Quitter la Russie : les questions clés auxquelles sont confrontées les multinationales


Le message de Volodymyr Zelensky était direct. Les entreprises occidentales doivent quitter la Russie immédiatement « parce qu’elle est inondée de notre sang », a déclaré le président ukrainien au Congrès américain la semaine dernière. Ceux qui resteraient, a-t-il dit, financeraient la guerre du président russe Vladimir Poutine.

Les multinationales se sont retirées de Russie à une vitesse et à une échelle sans précédent. Certains, comme Danone, ont arrêté de nouveaux investissements mais ont insisté sur le fait qu’ils resteraient, invoquant une responsabilité envers «les personnes que nous nourrissons [and] les agriculteurs qui nous fournissent du lait ».

Beaucoup explorent des options plus radicales. Jeffrey Sonnenfeld, professeur à la Yale School of Management qui a suivi le « blocus des entreprises », estime que plus de 400 se sont maintenant engagés à réduire, à suspendre leurs opérations ou à se retirer complètement.

Derrière la volée d’annonces, « l’exécution est très compliquée », a-t-il noté.

Des entretiens avec des dirigeants, des conseillers et des universitaires suggèrent que même les entreprises qui ont annoncé leur intention de se retirer complètement de Russie sont confrontées à des dilemmes concernant leur personnel, leurs actifs et leurs passifs, et leurs options à court et à long terme dans le pays.

Le problème des gens

« Ce serait assez facile pour moi de dire que nous quittons la Russie – c’est ce que nous voulons tous faire », a déclaré le directeur général d’UniCredit, Andrea Orcel.
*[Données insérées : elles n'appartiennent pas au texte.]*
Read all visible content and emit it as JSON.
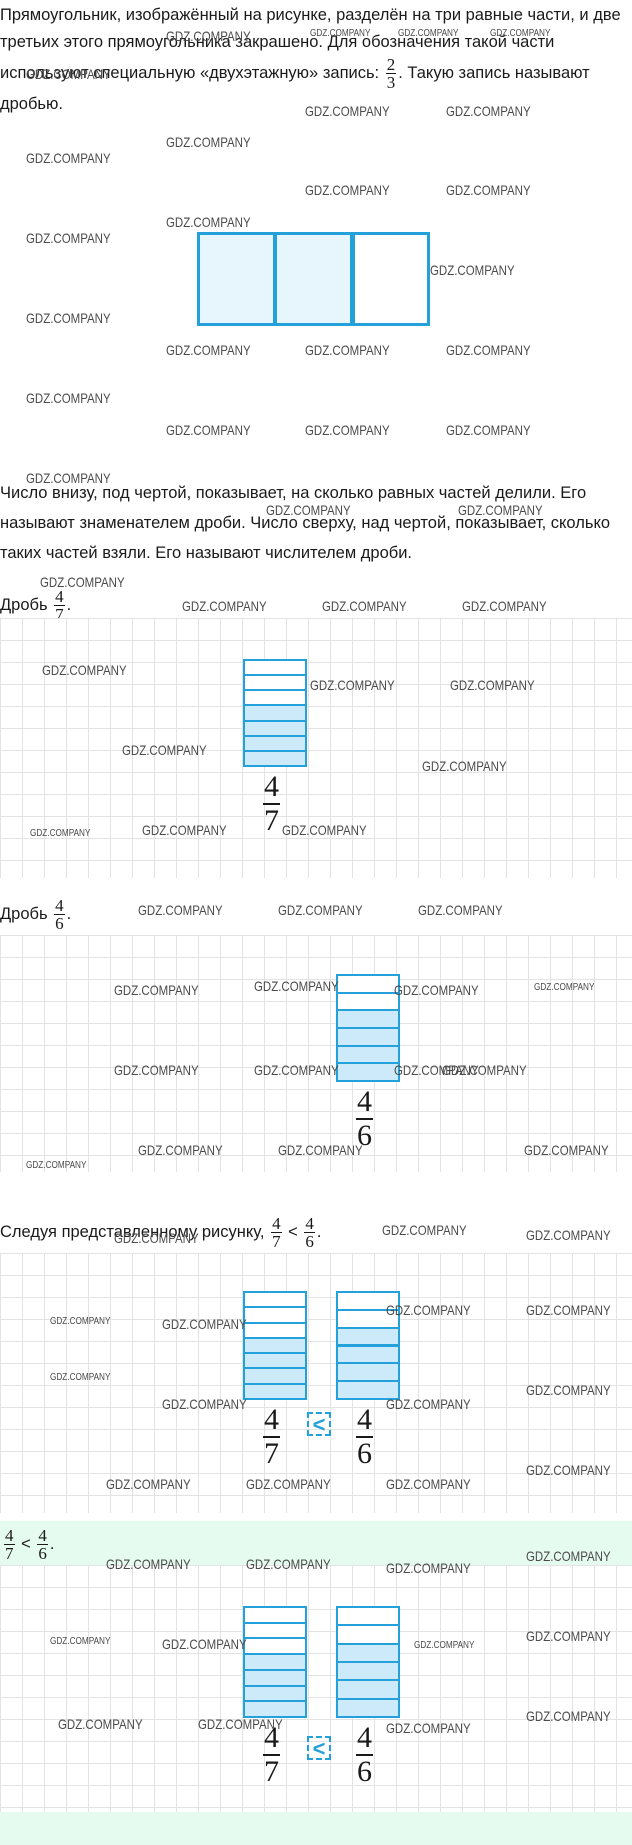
{
  "intro": {
    "text_before": "Прямоугольник, изображённый на рисунке, разделён на три равные части, и две третьих этого прямоугольника закрашено. Для обозначения такой части используют специальную «двухэтажную» запись:",
    "fraction": {
      "numerator": 2,
      "denominator": 3
    },
    "text_after": ". Такую запись называют дробью."
  },
  "explanation": "Число внизу, под чертой, показывает, на сколько равных частей делили. Его называют знаменателем дроби. Число сверху, над чертой, показывает, сколько таких частей взяли. Его называют числителем дроби.",
  "example_1": {
    "label": "Дробь",
    "fraction": {
      "numerator": 4,
      "denominator": 7
    },
    "end": "."
  },
  "example_2": {
    "label": "Дробь",
    "fraction": {
      "numerator": 4,
      "denominator": 6
    },
    "end": "."
  },
  "comparison": {
    "text": "Следуя представленному рисунку,",
    "left": {
      "numerator": 4,
      "denominator": 7
    },
    "sign": "<",
    "right": {
      "numerator": 4,
      "denominator": 6
    },
    "end": "."
  },
  "answer": {
    "left": {
      "numerator": 4,
      "denominator": 7
    },
    "sign": "<",
    "right": {
      "numerator": 4,
      "denominator": 6
    },
    "end": "."
  },
  "watermark": "GDZ.COMPANY"
}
Cependant, a-t-il dit, la banque y emploie environ 4 000 personnes.

Certaines entreprises, comme Spotify, ont retiré des gens. Quelques-uns ont fermé leurs entreprises en Russie alors qu’ils étaient un employeur local de bonne taille, comme Accenture, dont la sortie affecte près de 2 300 emplois. Après avoir suspendu son usine de Saint-Pétersbourg, Toyota laisse progressivement ses expatriés et leurs familles, 48 ​​personnes au total, rentrer au Japon.

La plupart des employeurs ont du mal à trouver un équilibre entre se distancier d’un marché soudainement toxique et protéger les salariés.

« Vous avez des endroits comme McDonald’s et IBM avec [large local] de la main-d’œuvre et ils ne veulent pas apparaître comme punitifs pour les personnes qui ont fait partie de leur famille », a déclaré Sonnenfeld.

Même si McDonald’s a suspendu ses opérations dans ses 850 restaurants russes, il a promis de continuer à y payer ses 62 000 employés.

Mais Sonnenfeld a noté : « La question est de savoir combien de temps encore McDonald’s et IBM pourront-ils continuer à payer les gens pour qu’ils ne fassent rien : combien de temps ils le supporteront et combien de temps le grand public appréciera qu’ils injectent de l’argent dans une économie voyou. »

En privé, les dirigeants expriment leur inquiétude quant à d’éventuelles représailles. Les procureurs russes ont averti que les chefs d’entreprise qui critiquent son gouvernement risquent des amendes et des peines d’emprisonnement, tandis que les entreprises qui suspendent leurs activités pourraient être reconnues coupables de « faillite frauduleuse ou délibérée ».

Après avoir suspendu son usine de Saint-Pétersbourg, Toyota laisse progressivement ses expatriés et leurs familles, 48 ​​personnes au total, rentrer au Japon © Anatoly Maltsev/EPA-EFE/Shutterstock

Un autre dirigeant de l’automobile a déclaré : « Nous avons délibérément invoqué des problèmes de chaîne d’approvisionnement comme raison d’arrêter [production]. À dessein, nous n’entrons pas dans la politique de cela, quoi que nous pensions, car la situation est très, très délicate. Si vous arrêtez [the plant] pour quelque raison que ce soit, vous êtes sur leur radar.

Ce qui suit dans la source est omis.